Passover is an ancient festival, celebrated to this day, but not one in the Christian calendar. In the Church, however, we are heirs of this tradition and may learn that Passover is a festival that is ever new and ever present. Notice the psalm for today: “Sing to the LORD a new song” (Ps 149:1). This new song is as much a brand-new song, as one well known and sung before but sung now, in the present. The words may be from yesterday, even from the imagination and experience of another, but it is being sung today, sung now.
Whatever else we may glean from the story of being wronged or sinned against in the reading in the Gospel according to Matthew today, and in the background is a serious dispute of some sort, there is an immediacy, even urgency to sort out the matter and not to leave it. At the end of the reading we recall when there are only two or three people gathered, that Jesus is there. Not will be. Not was.
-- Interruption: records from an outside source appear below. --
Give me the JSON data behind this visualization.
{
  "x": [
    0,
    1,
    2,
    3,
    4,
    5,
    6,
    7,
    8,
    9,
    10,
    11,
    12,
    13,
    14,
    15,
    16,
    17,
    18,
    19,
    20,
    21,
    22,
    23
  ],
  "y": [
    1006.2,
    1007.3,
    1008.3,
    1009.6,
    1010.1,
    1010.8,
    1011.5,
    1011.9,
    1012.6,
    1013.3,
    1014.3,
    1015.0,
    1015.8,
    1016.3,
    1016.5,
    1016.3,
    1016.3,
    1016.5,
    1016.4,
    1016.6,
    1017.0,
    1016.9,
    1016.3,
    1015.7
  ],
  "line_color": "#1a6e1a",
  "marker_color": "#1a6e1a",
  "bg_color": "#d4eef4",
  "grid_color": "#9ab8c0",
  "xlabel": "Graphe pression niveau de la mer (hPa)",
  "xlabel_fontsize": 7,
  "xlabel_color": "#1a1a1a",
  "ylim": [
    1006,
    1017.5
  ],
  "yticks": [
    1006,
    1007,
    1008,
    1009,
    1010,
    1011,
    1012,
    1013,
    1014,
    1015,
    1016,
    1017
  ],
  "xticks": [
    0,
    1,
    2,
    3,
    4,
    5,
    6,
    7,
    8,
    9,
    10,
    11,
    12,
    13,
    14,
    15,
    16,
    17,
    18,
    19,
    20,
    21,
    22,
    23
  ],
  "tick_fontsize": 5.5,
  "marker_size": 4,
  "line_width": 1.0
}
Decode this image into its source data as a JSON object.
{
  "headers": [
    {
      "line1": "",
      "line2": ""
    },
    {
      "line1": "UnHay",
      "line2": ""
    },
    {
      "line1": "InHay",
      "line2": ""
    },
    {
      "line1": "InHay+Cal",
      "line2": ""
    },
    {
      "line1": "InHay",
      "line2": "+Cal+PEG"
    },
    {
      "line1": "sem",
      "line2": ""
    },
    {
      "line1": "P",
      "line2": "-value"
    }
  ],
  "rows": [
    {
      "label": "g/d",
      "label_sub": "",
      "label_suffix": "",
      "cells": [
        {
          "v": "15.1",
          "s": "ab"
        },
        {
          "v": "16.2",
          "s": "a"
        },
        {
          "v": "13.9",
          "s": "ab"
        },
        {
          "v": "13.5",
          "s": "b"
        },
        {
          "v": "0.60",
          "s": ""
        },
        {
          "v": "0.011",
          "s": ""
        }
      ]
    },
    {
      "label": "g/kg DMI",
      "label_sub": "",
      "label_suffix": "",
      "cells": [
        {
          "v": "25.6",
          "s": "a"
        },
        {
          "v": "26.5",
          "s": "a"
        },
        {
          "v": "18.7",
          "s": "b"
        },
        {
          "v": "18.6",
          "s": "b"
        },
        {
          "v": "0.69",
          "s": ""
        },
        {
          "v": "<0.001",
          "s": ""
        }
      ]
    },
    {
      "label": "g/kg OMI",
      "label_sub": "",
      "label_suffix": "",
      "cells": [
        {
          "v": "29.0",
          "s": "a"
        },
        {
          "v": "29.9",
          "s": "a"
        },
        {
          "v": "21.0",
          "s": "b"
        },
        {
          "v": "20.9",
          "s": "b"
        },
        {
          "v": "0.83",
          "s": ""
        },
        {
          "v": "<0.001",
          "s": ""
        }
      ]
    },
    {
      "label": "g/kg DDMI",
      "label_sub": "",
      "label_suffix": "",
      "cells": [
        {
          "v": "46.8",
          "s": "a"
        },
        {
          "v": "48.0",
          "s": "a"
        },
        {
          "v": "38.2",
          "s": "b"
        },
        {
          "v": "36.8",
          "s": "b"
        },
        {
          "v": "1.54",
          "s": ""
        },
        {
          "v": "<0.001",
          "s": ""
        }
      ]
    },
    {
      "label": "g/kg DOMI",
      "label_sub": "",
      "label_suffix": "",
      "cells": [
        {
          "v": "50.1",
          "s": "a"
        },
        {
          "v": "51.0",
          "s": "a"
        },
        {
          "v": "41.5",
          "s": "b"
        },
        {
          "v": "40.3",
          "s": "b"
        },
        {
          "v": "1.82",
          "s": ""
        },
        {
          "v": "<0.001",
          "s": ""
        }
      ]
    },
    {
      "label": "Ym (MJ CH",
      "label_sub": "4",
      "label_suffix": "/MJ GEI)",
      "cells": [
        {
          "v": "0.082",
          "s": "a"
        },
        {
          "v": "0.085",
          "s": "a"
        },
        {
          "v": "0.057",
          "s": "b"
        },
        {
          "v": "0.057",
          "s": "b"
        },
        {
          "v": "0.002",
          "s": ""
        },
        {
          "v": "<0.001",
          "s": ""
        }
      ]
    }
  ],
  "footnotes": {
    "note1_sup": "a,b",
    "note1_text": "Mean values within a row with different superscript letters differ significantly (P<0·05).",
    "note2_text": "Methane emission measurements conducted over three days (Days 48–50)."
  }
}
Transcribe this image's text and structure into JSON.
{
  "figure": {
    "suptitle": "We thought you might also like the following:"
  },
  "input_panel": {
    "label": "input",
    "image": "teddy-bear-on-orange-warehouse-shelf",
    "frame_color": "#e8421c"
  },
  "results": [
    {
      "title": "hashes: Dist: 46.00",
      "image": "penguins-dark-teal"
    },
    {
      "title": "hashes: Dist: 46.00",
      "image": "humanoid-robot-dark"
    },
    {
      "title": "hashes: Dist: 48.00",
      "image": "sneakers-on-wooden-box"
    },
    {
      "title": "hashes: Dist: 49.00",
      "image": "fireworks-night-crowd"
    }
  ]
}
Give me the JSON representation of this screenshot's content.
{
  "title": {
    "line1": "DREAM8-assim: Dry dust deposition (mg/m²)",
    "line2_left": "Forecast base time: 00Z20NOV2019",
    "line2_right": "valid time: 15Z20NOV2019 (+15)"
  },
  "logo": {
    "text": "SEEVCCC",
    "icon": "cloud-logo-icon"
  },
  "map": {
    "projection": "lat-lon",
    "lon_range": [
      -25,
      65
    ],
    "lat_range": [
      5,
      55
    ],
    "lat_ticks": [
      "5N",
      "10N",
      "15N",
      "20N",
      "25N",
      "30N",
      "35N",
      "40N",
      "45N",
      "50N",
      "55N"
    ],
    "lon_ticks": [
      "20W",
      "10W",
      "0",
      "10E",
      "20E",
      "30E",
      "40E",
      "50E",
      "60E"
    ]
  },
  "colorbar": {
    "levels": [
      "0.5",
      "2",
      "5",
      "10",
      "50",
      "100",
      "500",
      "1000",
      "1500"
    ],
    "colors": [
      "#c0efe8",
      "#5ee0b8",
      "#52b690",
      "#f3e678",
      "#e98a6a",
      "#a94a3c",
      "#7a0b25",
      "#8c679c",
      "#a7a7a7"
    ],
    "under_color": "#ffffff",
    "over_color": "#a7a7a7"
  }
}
Is there, among us, within the community of mutual support, formed by one called “Lord”, sharing a common meal.
We have not been able to share in this common meal, which we call Holy Communion, for over five months now. And we are not yet able to share it. These last months, however, have taught us very pointedly what it means to be community, even without that meal, for the eternal presence of Jesus is still with us. And remains with us, to the end of the age (Mt 28:20).
O God, you bear all people ever on your heart and mind.
We know that you watch over us with your protecting love,
that, strengthened by your grace and led by your Spirit,
we continue to seek your way for us,
and then enter your glory, made ready for all in Christ our Lord. Amen.